Start where you’re at and choose a goal suitable to your baseline. A study published in the Journal of the American Medical Association found that people did best when choosing their own goal and not one set by a program or trainer. “You have to feel like you have some skin in the game, and choosing your plan helps you feel more invested,” says Mitesh Patel, vice president for clinical transformation and national lead for behavioral insights at Ascension Health, and lead author of the study.
It could be as simple as raising your daily step count by 10 percent or committing to three 30-minute sessions (or exergames) per week. “We also found it’s best to be flexible when figuring out a day and time to exercise. Those who were more rigid ended up skipping their workout altogether when a child was sick, or a work meeting came up. Those who were flexible moved their workout to another time and stuck with it,” says Patel. Plus, at-home options are great because you can fit them in at a time that works best for you.
Take advantage of the reward systems and immediate feedback of gamified programs. “Whether it’s earning coins, swag, or shout-outs from instructors, we know that beginners are motivated by external rewards,” says licensed psychologist Lisa Lewis. “Eventually, your motivation will change from wanting accolades and incentives to exercising because of how it makes you feel, but you have to get over the initial hump.”

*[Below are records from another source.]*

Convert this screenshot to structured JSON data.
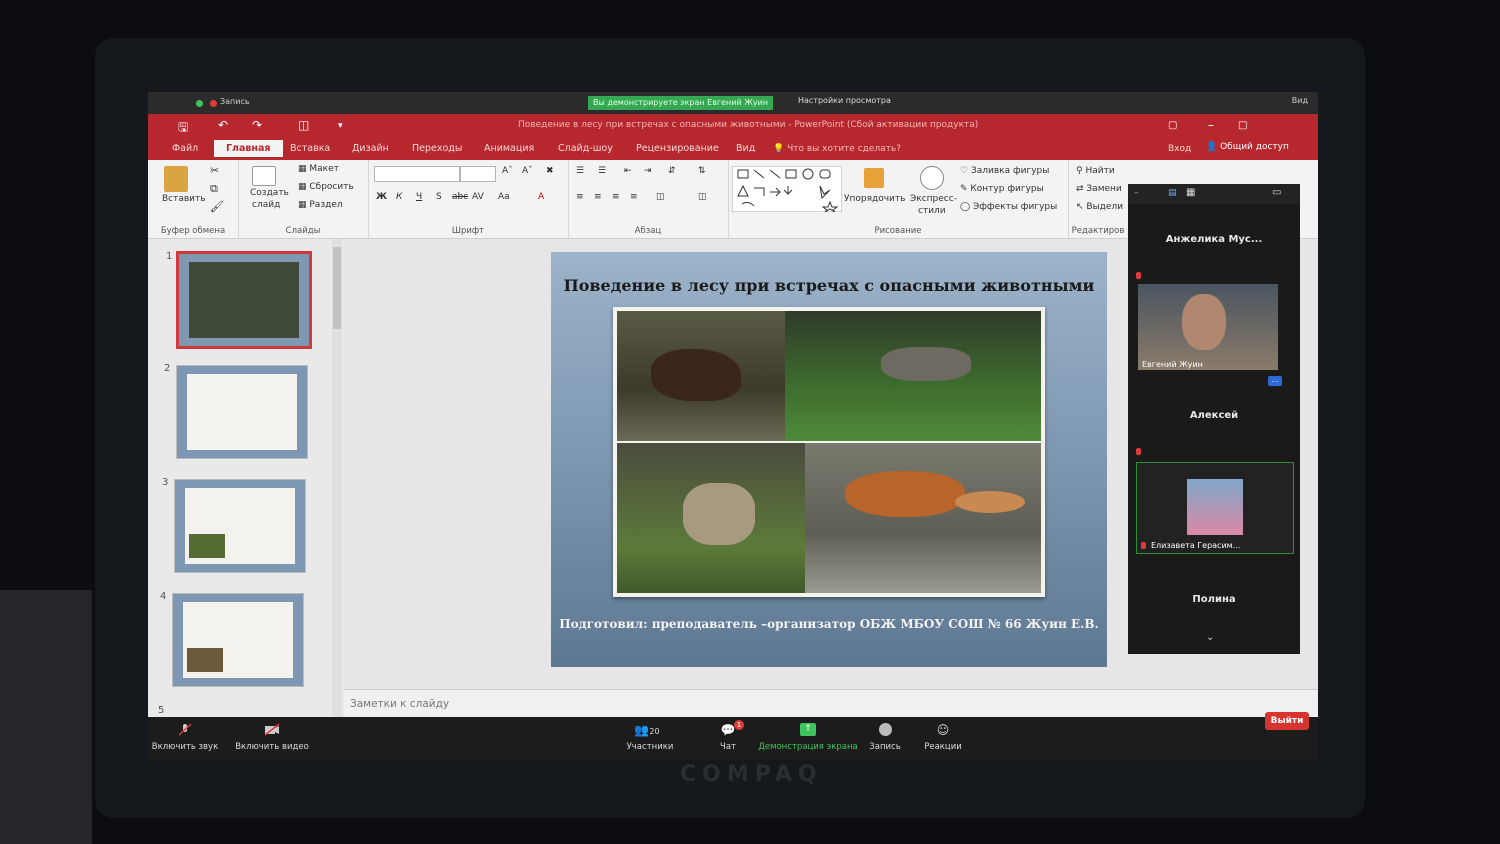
{
  "zoom_top": {
    "sharing_banner": "Вы демонстрируете экран Евгений Жуин",
    "view_options": "Настройки просмотра",
    "recording": "Запись",
    "video": "Вид"
  },
  "ppt": {
    "window_title": "Поведение в лесу при встречах с опасными животными - PowerPoint (Сбой активации продукта)",
    "tabs": [
      "Файл",
      "Главная",
      "Вставка",
      "Дизайн",
      "Переходы",
      "Анимация",
      "Слайд-шоу",
      "Рецензирование",
      "Вид"
    ],
    "active_tab": "Главная",
    "tell_me": "Что вы хотите сделать?",
    "sign_in": "Вход",
    "share": "Общий доступ",
    "ribbon": {
      "clipboard": {
        "paste": "Вставить",
        "label": "Буфер обмена"
      },
      "slides": {
        "new_slide_1": "Создать",
        "new_slide_2": "слайд",
        "layout": "Макет",
        "reset": "Сбросить",
        "section": "Раздел",
        "label": "Слайды"
      },
      "font": {
        "label": "Шрифт",
        "bold": "Ж",
        "italic": "К",
        "underline": "Ч",
        "strike": "S",
        "abc": "abc",
        "spacing": "AV",
        "case": "Aa",
        "color": "A"
      },
      "paragraph": {
        "label": "Абзац"
      },
      "drawing": {
        "arrange": "Упорядочить",
        "quick_styles_1": "Экспресс-",
        "quick_styles_2": "стили",
        "fill": "Заливка фигуры",
        "outline": "Контур фигуры",
        "effects": "Эффекты фигуры",
        "label": "Рисование"
      },
      "editing": {
        "find": "Найти",
        "replace": "Замени",
        "select": "Выдели",
        "label": "Редактиров"
      }
    },
    "thumbnails": [
      {
        "num": "1"
      },
      {
        "num": "2"
      },
      {
        "num": "3"
      },
      {
        "num": "4"
      },
      {
        "num": "5"
      }
    ],
    "slide": {
      "title": "Поведение в лесу при встречах с опасными животными",
      "footer": "Подготовил: преподаватель –организатор ОБЖ МБОУ СОШ № 66 Жуин Е.В."
    },
    "notes_placeholder": "Заметки к слайду"
  },
  "participants": [
    {
      "name": "Анжелика Мус..."
    },
    {
      "name": "Евгений Жуин"
    },
    {
      "name": "Алексей"
    },
    {
      "name": "Елизавета Герасим..."
    },
    {
      "name": "Полина"
    }
  ],
  "zoom_bar": {
    "unmute": "Включить звук",
    "start_video": "Включить видео",
    "participants": "Участники",
    "participants_count": "20",
    "chat": "Чат",
    "chat_badge": "1",
    "share_screen": "Демонстрация экрана",
    "record": "Запись",
    "reactions": "Реакции",
    "leave": "Выйти"
  },
  "colors": {
    "ppt_red": "#b7282e",
    "share_green": "#34a853",
    "leave_red": "#d8342f"
  }
}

When I first started riding the Peloton, I couldn’t wait to get to 100 rides because I’d get a free Peloton T-shirt. Now that I’ve completed almost 500 rides, I no longer need the promise of a prize to keep going.
Engage in the social connectedness these games offer. “Anything that connects you to other human beings with similar goals, interests, and backgrounds helps meet your basic physiological need of relatedness (feeling supported and cared for),” says Lewis. Whether you’re working out virtually with friends or family or you’re competing against someone your age and capability on a leaderboard, the feeling of community will keep you coming back.
It doesn’t have to be complicated. A friend who also works from home and I text each other in the evenings with our step count. It keeps us motivated to get up and walk around when we’d otherwise sit most of the day.
Stay away from social comparisons that aren’t healthy. “If you’re trying to get as many friends as possible or views on your workout, you’re leaving actual human connection and relatedness behind and trading it for an unhealthy addiction,” warns Lewis. It’s tempting to share your workout on social media and look for validation from friends and strangers. But you can end up anxious and depressed when you’re wondering how many people liked your workout or compare yourself to friends who have more time to work out, or who do more than you do. Look for programs that allow you to turn those features off or ignore them altogether when you don’t use them.
Whether you’re a beginner or a seasoned pro, leaving the reality of deadlines and obligations behind while moving your body can have a powerful effect on your mood and well-being. Perhaps it’s time to choose an adventure and get moving.